This one moves from “what Actions are” → to “how to actually set up a real CI/CD pipeline”. It will attract developers searching for practical GitHub Actions examples.
Here’s the draft blog post 👇
Getting Started with GitHub Actions: Your First CI/CD Pipeline
After learning the basics of GitHub Actions, it’s time to build something practical: your first CI/CD pipeline.
CI/CD (Continuous Integration and Continuous Deployment) is the practice of automatically testing and deploying your code whenever changes are made. With GitHub Actions, setting this up is straightforward.
🔹 Step 1: Create a GitHub Repository
- Create (or use) a repo on GitHub.
- Add your project code (Node.js, Python, or any language).
For this guide, let’s assume a Node.js project.
🔹 Step 2: Add a Workflow File
Inside your repo, create a new folder and file:
.github/workflows/ci.yml
🔹 Step 3: Define the Workflow
Here’s a basic CI pipeline that installs dependencies and runs tests:
name: CI Pipeline
on:
push:
branches: [ main ]
pull_request:
branches: [ main ]
jobs:
build:
runs-on: ubuntu-latest
steps:
- name: Checkout Code
uses: actions/checkout@v3
- name: Set up Node.js
uses: actions/setup-node@v3
with:
node-version: '18'
- name: Install dependencies
run: npm install
- name: Run Tests
run: npm test
🔹 Step 4: Push and Watch It Run
- Commit and push the workflow file.
- Go to the Actions tab in your GitHub repo.
- You’ll see your CI pipeline running automatically on every push or pull request.
🔹 Step 5: Adding Deployment (Optional)
You can extend the pipeline to deploy on success. Example: deploying to Netlify:
deploy:
needs: build
runs-on: ubuntu-latest
steps:
- name: Checkout Code
uses: actions/checkout@v3
- name: Deploy to Netlify
uses: nwtgck/actions-netlify@v2.0
with:
publish-dir: ./build
production-deploy: true
env:
NETLIFY_AUTH_TOKEN: ${{ secrets.NETLIFY_AUTH_TOKEN }}
NETLIFY_SITE_ID: ${{ secrets.NETLIFY_SITE_ID }}
🔹 Best Practices for Your First Pipeline
✅ Always run tests before deploying.
✅ Keep secrets (API keys, tokens) in GitHub Secrets, not in YAML.
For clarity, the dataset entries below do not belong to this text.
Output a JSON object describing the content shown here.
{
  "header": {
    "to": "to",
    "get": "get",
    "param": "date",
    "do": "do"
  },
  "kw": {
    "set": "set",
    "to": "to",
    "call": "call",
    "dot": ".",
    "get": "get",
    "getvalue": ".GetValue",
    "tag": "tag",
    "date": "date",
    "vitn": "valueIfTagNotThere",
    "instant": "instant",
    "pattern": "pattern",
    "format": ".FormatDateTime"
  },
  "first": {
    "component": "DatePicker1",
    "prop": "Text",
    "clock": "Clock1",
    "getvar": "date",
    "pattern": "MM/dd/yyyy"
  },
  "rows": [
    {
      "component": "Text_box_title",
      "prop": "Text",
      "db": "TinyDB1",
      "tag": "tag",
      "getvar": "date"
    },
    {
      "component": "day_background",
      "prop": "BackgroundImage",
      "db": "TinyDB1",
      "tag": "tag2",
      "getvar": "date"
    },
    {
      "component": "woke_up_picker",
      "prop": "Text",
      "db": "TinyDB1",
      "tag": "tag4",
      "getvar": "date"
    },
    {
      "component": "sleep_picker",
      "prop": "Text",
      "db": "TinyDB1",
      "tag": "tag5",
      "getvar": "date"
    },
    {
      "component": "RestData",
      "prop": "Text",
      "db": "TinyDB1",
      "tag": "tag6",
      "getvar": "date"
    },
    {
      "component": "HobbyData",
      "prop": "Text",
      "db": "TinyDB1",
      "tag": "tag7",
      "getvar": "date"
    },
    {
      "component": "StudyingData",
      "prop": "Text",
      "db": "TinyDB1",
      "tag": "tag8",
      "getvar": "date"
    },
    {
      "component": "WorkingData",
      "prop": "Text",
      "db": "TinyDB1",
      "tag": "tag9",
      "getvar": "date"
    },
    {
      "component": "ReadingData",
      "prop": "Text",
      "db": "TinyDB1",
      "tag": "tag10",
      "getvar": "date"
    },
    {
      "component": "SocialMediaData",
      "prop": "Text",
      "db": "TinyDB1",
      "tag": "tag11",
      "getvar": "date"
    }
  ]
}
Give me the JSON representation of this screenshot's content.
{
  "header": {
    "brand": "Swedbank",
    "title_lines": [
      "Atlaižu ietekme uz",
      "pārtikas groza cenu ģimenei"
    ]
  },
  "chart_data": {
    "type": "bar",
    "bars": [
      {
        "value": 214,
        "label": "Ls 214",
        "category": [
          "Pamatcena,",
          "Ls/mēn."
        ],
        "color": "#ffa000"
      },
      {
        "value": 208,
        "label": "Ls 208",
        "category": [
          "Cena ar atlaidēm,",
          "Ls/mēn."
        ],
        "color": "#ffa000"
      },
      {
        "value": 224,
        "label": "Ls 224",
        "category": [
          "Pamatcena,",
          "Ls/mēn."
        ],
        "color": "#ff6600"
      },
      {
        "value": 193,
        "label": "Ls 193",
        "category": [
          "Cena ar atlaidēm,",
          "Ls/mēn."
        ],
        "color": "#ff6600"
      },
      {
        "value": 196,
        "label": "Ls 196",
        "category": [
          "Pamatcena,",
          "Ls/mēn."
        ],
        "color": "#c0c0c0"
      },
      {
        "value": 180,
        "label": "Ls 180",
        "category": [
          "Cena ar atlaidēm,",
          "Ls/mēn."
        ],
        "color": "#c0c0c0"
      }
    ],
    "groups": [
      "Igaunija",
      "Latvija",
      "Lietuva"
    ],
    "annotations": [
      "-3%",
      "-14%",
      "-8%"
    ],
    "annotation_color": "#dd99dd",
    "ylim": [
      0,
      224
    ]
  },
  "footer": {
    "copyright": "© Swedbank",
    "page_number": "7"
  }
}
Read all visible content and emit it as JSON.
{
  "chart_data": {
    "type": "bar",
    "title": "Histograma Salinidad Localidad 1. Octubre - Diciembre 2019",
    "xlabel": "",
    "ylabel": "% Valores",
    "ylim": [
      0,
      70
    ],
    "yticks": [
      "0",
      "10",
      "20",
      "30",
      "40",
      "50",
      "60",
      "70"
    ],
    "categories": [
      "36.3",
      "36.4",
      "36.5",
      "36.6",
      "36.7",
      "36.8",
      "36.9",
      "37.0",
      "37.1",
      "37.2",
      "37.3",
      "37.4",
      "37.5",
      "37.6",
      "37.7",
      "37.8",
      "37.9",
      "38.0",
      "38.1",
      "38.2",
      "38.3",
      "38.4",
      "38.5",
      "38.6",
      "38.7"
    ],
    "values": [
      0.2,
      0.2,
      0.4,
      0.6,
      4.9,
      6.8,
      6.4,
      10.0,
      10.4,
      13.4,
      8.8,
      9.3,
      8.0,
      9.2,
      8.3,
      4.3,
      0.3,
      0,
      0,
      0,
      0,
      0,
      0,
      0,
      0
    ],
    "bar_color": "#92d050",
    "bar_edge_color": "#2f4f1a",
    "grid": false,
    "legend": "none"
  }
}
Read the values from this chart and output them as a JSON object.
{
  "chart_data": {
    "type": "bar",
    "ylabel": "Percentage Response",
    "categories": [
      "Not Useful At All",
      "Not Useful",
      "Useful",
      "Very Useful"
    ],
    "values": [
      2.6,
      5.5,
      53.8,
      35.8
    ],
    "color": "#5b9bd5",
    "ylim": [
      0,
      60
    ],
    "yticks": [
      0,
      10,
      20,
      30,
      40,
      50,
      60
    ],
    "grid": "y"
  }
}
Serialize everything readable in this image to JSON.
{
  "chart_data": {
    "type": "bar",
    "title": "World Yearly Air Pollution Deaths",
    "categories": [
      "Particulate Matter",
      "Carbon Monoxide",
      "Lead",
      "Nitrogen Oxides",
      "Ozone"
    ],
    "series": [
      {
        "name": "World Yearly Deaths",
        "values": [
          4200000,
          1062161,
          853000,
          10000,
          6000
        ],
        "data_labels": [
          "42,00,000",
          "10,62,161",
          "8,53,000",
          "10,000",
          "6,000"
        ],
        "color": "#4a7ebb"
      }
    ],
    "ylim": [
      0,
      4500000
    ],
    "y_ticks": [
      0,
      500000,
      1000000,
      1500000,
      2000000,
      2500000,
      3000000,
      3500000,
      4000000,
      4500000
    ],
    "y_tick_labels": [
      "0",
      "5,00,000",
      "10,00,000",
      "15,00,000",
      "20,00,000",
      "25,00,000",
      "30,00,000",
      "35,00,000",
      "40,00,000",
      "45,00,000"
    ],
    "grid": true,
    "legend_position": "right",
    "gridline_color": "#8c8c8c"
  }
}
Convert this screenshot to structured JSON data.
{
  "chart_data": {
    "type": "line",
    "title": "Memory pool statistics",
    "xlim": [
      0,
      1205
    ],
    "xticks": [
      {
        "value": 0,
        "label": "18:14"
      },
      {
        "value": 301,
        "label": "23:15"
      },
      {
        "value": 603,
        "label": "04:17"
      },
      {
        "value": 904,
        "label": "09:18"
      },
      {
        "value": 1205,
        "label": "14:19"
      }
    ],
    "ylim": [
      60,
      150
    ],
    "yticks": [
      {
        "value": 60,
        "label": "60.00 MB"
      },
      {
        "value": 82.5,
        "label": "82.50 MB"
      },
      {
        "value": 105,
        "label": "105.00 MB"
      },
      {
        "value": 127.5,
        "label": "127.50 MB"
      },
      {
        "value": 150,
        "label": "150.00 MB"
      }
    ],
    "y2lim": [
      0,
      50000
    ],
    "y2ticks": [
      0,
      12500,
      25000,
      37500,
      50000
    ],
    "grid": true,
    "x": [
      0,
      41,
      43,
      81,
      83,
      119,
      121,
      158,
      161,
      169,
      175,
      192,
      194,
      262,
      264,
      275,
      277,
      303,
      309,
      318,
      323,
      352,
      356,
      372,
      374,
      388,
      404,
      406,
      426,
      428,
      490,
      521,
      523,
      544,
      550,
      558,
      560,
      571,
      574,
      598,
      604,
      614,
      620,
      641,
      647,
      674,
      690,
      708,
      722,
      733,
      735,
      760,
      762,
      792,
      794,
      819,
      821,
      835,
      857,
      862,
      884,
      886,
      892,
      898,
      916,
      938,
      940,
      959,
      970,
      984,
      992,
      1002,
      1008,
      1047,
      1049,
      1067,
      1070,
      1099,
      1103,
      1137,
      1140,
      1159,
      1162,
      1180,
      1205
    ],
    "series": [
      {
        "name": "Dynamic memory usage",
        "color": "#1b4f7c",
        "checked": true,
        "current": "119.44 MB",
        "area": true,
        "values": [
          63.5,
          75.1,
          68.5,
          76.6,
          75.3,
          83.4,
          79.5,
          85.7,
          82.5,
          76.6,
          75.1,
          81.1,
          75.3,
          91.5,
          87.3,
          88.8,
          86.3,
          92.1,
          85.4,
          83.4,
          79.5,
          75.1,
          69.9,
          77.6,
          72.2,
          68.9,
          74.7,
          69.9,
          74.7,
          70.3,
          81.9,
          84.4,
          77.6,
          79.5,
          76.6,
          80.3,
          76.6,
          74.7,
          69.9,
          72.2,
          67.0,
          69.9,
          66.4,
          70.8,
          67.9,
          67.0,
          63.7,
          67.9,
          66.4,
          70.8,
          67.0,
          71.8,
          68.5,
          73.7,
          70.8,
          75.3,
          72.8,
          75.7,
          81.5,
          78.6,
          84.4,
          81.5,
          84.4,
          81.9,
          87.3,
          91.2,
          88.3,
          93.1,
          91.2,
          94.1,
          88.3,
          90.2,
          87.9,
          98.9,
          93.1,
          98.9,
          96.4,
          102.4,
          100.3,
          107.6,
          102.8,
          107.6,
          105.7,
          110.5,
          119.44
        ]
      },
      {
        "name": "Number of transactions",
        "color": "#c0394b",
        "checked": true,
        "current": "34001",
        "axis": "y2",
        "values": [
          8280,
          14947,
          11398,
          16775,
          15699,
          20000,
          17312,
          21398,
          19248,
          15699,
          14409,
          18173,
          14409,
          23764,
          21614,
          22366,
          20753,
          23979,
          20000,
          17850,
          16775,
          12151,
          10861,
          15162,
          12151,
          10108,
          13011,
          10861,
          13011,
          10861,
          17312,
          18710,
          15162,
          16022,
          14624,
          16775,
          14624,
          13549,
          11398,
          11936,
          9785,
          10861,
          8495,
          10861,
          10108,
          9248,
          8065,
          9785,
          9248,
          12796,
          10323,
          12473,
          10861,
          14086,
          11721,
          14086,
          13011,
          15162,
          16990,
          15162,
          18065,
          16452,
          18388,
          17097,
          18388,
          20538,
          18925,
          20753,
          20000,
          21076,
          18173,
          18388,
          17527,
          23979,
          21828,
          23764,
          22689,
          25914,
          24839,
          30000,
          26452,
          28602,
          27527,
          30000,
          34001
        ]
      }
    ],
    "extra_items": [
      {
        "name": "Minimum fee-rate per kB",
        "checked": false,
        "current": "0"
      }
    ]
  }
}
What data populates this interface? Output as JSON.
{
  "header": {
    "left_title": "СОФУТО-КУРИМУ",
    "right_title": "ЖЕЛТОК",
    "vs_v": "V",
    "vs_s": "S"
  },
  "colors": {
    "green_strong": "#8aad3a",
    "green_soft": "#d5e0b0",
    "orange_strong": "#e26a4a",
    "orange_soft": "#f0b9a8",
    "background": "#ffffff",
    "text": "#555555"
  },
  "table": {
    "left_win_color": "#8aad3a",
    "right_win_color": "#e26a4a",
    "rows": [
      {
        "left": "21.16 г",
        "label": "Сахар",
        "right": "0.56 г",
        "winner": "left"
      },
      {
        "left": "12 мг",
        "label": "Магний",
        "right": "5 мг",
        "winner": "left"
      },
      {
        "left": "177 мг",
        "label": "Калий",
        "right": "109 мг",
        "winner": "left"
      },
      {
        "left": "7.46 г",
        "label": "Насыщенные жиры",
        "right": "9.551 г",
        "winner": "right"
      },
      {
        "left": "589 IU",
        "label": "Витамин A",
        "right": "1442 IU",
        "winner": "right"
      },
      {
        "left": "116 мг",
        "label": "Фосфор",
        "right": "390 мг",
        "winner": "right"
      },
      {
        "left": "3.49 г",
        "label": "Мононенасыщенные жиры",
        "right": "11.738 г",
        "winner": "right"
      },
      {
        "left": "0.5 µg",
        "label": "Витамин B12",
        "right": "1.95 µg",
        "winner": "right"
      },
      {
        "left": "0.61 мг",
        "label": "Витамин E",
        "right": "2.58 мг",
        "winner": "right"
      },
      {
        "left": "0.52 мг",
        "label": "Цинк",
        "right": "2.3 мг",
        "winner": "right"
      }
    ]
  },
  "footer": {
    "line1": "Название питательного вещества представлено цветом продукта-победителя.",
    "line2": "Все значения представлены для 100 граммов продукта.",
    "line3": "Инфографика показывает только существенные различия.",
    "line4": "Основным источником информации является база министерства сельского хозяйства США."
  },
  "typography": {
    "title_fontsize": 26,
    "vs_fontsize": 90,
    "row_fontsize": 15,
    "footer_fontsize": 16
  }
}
✅ Use caching (actions/cache) to speed up builds.
✅ Start small — then expand workflows for linting, builds, and deployments.
✅ Key Takeaways
- GitHub Actions lets you create full CI/CD pipelines inside your repo.
- Workflows are written in YAML under
.github/workflows/. - Start with a test pipeline, then extend to deployments.
- Proper CI/CD ensures faster, safer, and more reliable releases.